What Do You Love Most in Your Life?
Dwelling at the base of a slope in a high desert meadow, 6 adolescent boys and I circled up. It was the golden sunlight hour of another pristine sunset in the wilderness. I looked around the circle at the faces of the young adolescent boys who sat around me. The blinding, golden light beaming from their silhouettes was beautiful. One of those moments in the wilderness when you see something so incredible, and the only way to store it in memory is to behold its beauty in the live feed of the savory present moment. No phones or cameras to take pictures of everything; just one another and the experiences we share together.
I took a few moments pause here, allowing everyone to soak in our setting in humbling, relaxing silence. After a few deep breaths, I spoke.

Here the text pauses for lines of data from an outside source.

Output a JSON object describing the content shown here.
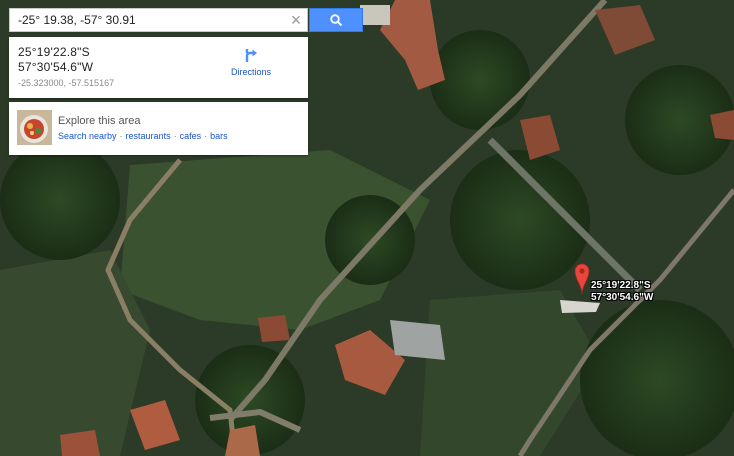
{
  "search": {
    "query": "-25° 19.38, -57° 30.91",
    "clear_icon": "close-icon",
    "search_icon": "search-icon",
    "button_color": "#4d90fe"
  },
  "location": {
    "latitude_dms": "25°19'22.8\"S",
    "longitude_dms": "57°30'54.6\"W",
    "decimal": "-25.323000, -57.515167",
    "directions_label": "Directions",
    "directions_icon": "directions-arrow-icon",
    "link_color": "#1a55c8"
  },
  "explore": {
    "title": "Explore this area",
    "links": [
      "Search nearby",
      "restaurants",
      "cafes",
      "bars"
    ],
    "thumbnail_icon": "food-plate-thumbnail"
  },
  "marker": {
    "latitude_dms": "25°19'22.8\"S",
    "longitude_dms": "57°30'54.6\"W",
    "icon": "map-pin-icon",
    "color": "#e8453c"
  },
  "map": {
    "view": "satellite"
  }
}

My first question to them was, “What do you love most in your life?” After only about two seconds the boys started to chime in with, “My mom”, “I love my mom”, “Yeah, for me, my mom, and my family too”. Then I asked them to close their eyes and take a few moments to notice how that love feels physically in the body as they think of their moms. So they closed their eyes and spent a few moments in reflection on those sensations. I then spoke to prompt them for the next piece to our Bhakti yoga practice and saw tears brimming from the eyelids of several boys. “What are you feeling?”, I asked them when we made eye contact. “Just thinking about my mom,” they honestly responded. “Okay, yes, now stay right there with that source in you where you are literally feeling that which you love so dearly in your body. Use this as the main focus of concentration as we now move into a physical asana practice,” I then instructed them.

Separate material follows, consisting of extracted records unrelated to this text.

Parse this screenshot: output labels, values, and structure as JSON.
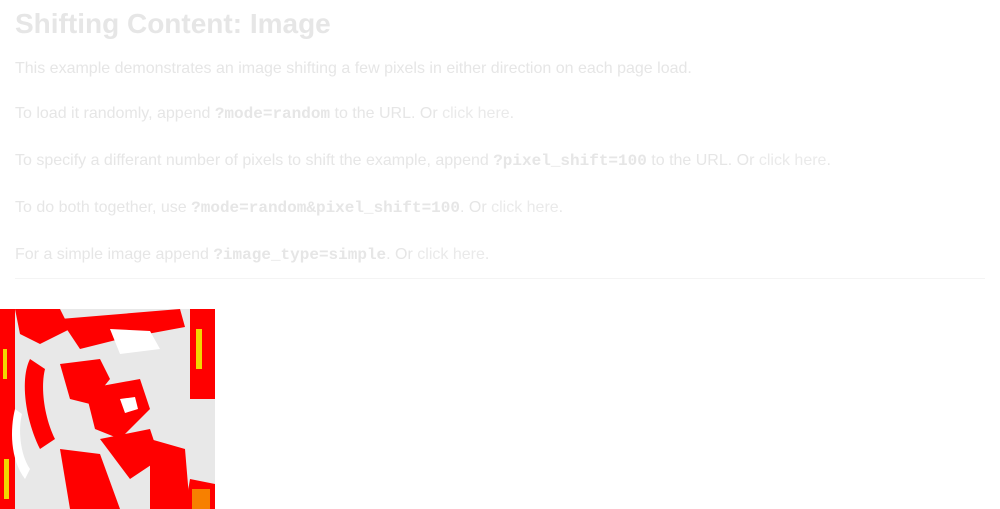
{
  "heading": "Shifting Content: Image",
  "intro": "This example demonstrates an image shifting a few pixels in either direction on each page load.",
  "p_random": {
    "before": "To load it randomly, append ",
    "code": "?mode=random",
    "after": " to the URL. Or ",
    "link": "click here",
    "end": "."
  },
  "p_pixel": {
    "before": "To specify a differant number of pixels to shift the example, append ",
    "code": "?pixel_shift=100",
    "after": " to the URL. Or ",
    "link": "click here",
    "end": "."
  },
  "p_both": {
    "before": "To do both together, use ",
    "code": "?mode=random&pixel_shift=100",
    "after": ". Or ",
    "link": "click here",
    "end": "."
  },
  "p_simple": {
    "before": "For a simple image append ",
    "code": "?image_type=simple",
    "after": ". Or ",
    "link": "click here",
    "end": "."
  },
  "image": {
    "alt_icon": "shifting-image",
    "color_primary": "#ff0000",
    "color_secondary": "#e6e6e6"
  }
}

In its simplest essence, Bhakti yoga is about connecting to one’s heart and love as to attain the highest level of self. In Bhakti practice, one channels all their emotions, thoughts, feelings, and energy towards that which they hold most beloved and sacred in their life; and there are many ways to practice Bhakti to suit one’s individual needs. It can be a difficult practice for one will eventually come across the shadows of their mind/being to see many contents of fear they have repressed, and things that they have not yet fully accepted to love about themselves, others, and the world. It is here where Bhakti does its most powerful work, allowing one to then open and accept more completely, and shed the unconditional light of love, peace, harmony, and joy to do the creating in their lives.

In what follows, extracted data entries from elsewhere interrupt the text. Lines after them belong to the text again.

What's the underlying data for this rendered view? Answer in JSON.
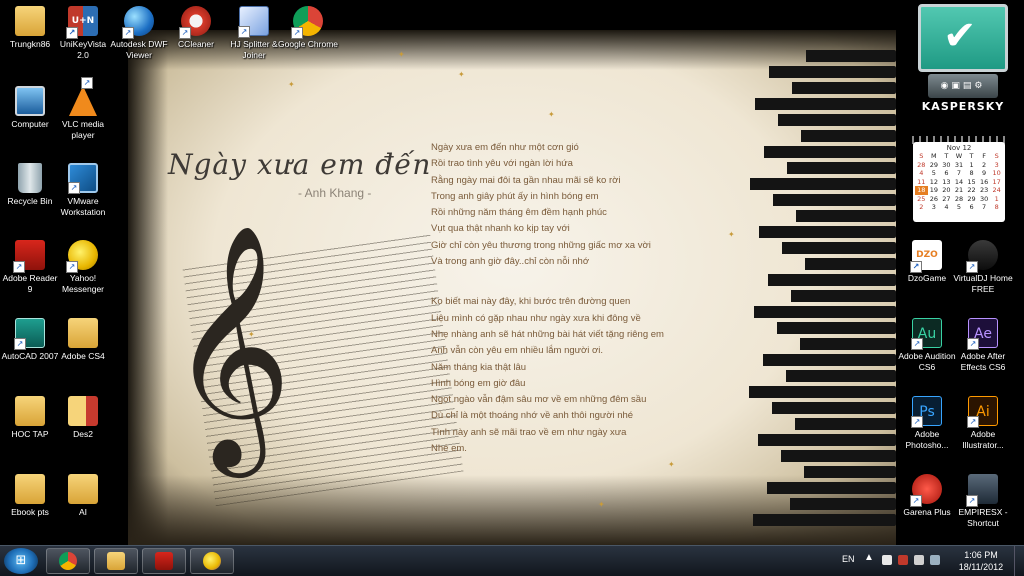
{
  "wallpaper": {
    "title": "Ngày xưa em đến",
    "author": "- Anh Khang -",
    "stanza1": [
      "Ngày xưa em đến như một cơn gió",
      "Rồi trao tình yêu  với ngàn lời hứa",
      "Rằng ngày mai đôi ta gần nhau mãi sẽ ko rời",
      "Trong anh giây phút ấy in hình bóng em",
      "Rồi những năm tháng êm đềm hạnh phúc",
      "Vụt qua thật nhanh ko kịp tay với",
      "Giờ chỉ còn yêu thương trong những giấc mơ xa vời",
      "Và trong anh giờ đây..chỉ còn nỗi nhớ"
    ],
    "stanza2": [
      "Ko biết mai này đây, khi bước trên đường quen",
      "Liệu mình có gặp nhau như ngày xưa khi đông về",
      "Nhẹ nhàng anh sẽ hát những bài hát viết tặng riêng em",
      "Anh vẫn còn yêu em nhiều lắm người ơi.",
      "Năm tháng kia thật lâu",
      "Hình bóng em giờ đâu",
      "Ngọt ngào vẫn đậm sâu mơ về em những đêm sầu",
      "Dù chỉ là một thoáng nhớ về anh thôi người nhé",
      "Tình này anh sẽ mãi trao về em như ngày xưa",
      "Nhé em."
    ]
  },
  "desktop_icons": [
    {
      "id": "trungkn86",
      "label": "Trungkn86"
    },
    {
      "id": "unikey",
      "label": "UniKeyVista 2.0"
    },
    {
      "id": "autodesk",
      "label": "Autodesk DWF Viewer"
    },
    {
      "id": "ccleaner",
      "label": "CCleaner"
    },
    {
      "id": "hjsplit",
      "label": "HJ Splitter & Joiner"
    },
    {
      "id": "chrome",
      "label": "Google Chrome"
    },
    {
      "id": "computer",
      "label": "Computer"
    },
    {
      "id": "vlc",
      "label": "VLC media player"
    },
    {
      "id": "recycle",
      "label": "Recycle Bin"
    },
    {
      "id": "vmware",
      "label": "VMware Workstation"
    },
    {
      "id": "adobe_reader",
      "label": "Adobe Reader 9"
    },
    {
      "id": "yahoo",
      "label": "Yahoo! Messenger"
    },
    {
      "id": "autocad",
      "label": "AutoCAD 2007"
    },
    {
      "id": "adobe_cs4",
      "label": "Adobe CS4"
    },
    {
      "id": "hoc_tap",
      "label": "HOC TAP"
    },
    {
      "id": "des2",
      "label": "Des2"
    },
    {
      "id": "ebook",
      "label": "Ebook pts"
    },
    {
      "id": "ai_folder",
      "label": "AI"
    },
    {
      "id": "dzogame",
      "label": "DzoGame"
    },
    {
      "id": "virtualdj",
      "label": "VirtualDJ Home FREE"
    },
    {
      "id": "audition",
      "label": "Adobe Audition CS6"
    },
    {
      "id": "aftereffects",
      "label": "Adobe After Effects CS6"
    },
    {
      "id": "photoshop",
      "label": "Adobe Photosho..."
    },
    {
      "id": "illustrator",
      "label": "Adobe Illustrator..."
    },
    {
      "id": "garena",
      "label": "Garena Plus"
    },
    {
      "id": "empiresx",
      "label": "EMPIRESX - Shortcut"
    }
  ],
  "icon_glyphs": {
    "unikey": "U+N",
    "audition": "Au",
    "aftereffects": "Ae",
    "photoshop": "Ps",
    "illustrator": "Ai",
    "dzogame": "DZO"
  },
  "kaspersky": {
    "brand": "KASPERSKY"
  },
  "calendar": {
    "month_label": "Nov 12",
    "weekdays": [
      "S",
      "M",
      "T",
      "W",
      "T",
      "F",
      "S"
    ],
    "weeks": [
      [
        "28",
        "29",
        "30",
        "31",
        "1",
        "2",
        "3"
      ],
      [
        "4",
        "5",
        "6",
        "7",
        "8",
        "9",
        "10"
      ],
      [
        "11",
        "12",
        "13",
        "14",
        "15",
        "16",
        "17"
      ],
      [
        "18",
        "19",
        "20",
        "21",
        "22",
        "23",
        "24"
      ],
      [
        "25",
        "26",
        "27",
        "28",
        "29",
        "30",
        "1"
      ],
      [
        "2",
        "3",
        "4",
        "5",
        "6",
        "7",
        "8"
      ]
    ],
    "today": "18"
  },
  "taskbar": {
    "pinned": [
      "chrome",
      "explorer",
      "adobe-reader",
      "yahoo-messenger"
    ],
    "language": "EN",
    "time": "1:06 PM",
    "date": "18/11/2012"
  },
  "colors": {
    "taskbar": "#1b222b",
    "poem_text": "#7a5b3a",
    "accent_star": "#c89b3a"
  }
}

For this group of adolescent boys that I mentioned above, channeling the energy of the love they had for their moms was what they felt most powerfully in that moment, and what they chose to use for the dedication of their Bhakti practice. I was beyond words and contentment to bear witness to their expression of the universal truth of a mother’s love. A truth that is elegantly simple in nature’s design, and a truth that can never be underestimated or forgotten. What I also saw the rest of the evening after our Bhakti practice was the ambience of the group became warmer, gentler, and more peaceful than their usual baseline.
A couple boys commented later and into the next morning, “I wonder if she could feel the love too, during those moments when I was in my heart and thinking about her.” And now, to all the moms out there on behalf of those boys – could you?